LECTURE 1: What Does It Take to Know Music?

What Does It Take to Know Music? Listen, Just Listen!


If I were to rank all the materials in the course, music itself (not words about music) tops the list. Why? Without music, there really isn't much point in talking about it.

Also, one of the objectives of the entire course is to develop advanced listening skills. The listening examples that you encounter in each module are designed to help achieve this goal. Listen to the examples more than once. Forget about multi-tasking and go old school for a minute. Focus only on what you are hearing. Avoid dividing your attention among other tasks or activities.

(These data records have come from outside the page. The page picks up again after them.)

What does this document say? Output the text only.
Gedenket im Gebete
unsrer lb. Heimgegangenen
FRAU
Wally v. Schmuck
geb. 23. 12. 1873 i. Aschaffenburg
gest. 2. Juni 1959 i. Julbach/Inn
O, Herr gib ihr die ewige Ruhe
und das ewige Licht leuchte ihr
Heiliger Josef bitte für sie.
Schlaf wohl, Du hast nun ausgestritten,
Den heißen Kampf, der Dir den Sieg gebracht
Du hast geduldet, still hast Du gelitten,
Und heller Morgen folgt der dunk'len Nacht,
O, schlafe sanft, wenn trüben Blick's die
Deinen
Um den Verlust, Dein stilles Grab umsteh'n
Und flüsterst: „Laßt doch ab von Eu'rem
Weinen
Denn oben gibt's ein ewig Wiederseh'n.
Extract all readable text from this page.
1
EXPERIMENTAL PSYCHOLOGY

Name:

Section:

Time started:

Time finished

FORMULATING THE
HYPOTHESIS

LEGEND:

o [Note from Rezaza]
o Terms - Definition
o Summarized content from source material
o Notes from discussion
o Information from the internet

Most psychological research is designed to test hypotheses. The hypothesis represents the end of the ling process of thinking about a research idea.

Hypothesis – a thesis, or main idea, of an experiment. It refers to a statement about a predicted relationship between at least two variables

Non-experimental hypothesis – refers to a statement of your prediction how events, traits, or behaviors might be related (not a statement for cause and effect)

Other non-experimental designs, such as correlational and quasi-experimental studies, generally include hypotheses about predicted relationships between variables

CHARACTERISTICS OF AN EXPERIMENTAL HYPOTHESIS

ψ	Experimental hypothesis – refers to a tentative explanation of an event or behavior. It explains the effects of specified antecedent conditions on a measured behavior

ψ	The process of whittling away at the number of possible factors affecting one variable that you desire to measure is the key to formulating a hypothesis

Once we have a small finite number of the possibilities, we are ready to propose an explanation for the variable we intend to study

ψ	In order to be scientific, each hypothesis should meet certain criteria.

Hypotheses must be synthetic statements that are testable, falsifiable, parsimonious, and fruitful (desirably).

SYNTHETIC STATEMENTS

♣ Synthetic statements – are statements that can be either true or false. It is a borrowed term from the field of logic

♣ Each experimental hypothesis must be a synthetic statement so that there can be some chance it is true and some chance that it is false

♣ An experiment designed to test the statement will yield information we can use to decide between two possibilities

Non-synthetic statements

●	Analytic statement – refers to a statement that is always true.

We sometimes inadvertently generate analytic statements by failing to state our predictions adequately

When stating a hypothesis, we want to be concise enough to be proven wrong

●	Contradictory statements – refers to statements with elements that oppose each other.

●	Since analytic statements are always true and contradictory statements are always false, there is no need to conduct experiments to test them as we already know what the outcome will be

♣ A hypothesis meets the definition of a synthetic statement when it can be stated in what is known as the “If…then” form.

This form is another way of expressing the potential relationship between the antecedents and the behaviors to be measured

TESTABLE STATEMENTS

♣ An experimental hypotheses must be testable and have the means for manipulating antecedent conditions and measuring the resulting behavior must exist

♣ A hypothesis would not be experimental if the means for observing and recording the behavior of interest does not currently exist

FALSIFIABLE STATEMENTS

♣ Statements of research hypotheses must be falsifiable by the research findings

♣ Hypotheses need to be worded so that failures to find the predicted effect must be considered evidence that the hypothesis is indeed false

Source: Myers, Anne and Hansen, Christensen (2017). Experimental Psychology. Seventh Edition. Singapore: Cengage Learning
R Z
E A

When you listen to the music examples, think of this activity as a listening session and assign yourself enough time to complete it in a relaxed manner. I suggest you listen to the music example first, without any goals or objectives in mind. That's normal at any level, pros and amateurs alike. Then listen again for whatever the assignment specifically asks you to focus upon. In this way, throughout the course, you will learn how to listen for specific things in music, and that is an important step in appreciating and understanding music.

 

A Musician's Insight: Musician's train their "ears" throughout their career by careful listening to music. The better musicians arrive at a point where they use their "intuitive ear," (a rather unscientific term) rather than the conscious parts of the brain, to decide on whether or not a passage or musical idea sounds good, even though these may break the traditional rules of music. When a musician can rely successfully on that intuitive ear, he or she has stepped up to a new plateau in one's musical journey. Sometimes the best way to approach composing is not to think in terms of what will satisfy the popular audience, but what sounds good to one's ear. Sometimes, that is the difference between art vs. entertainment.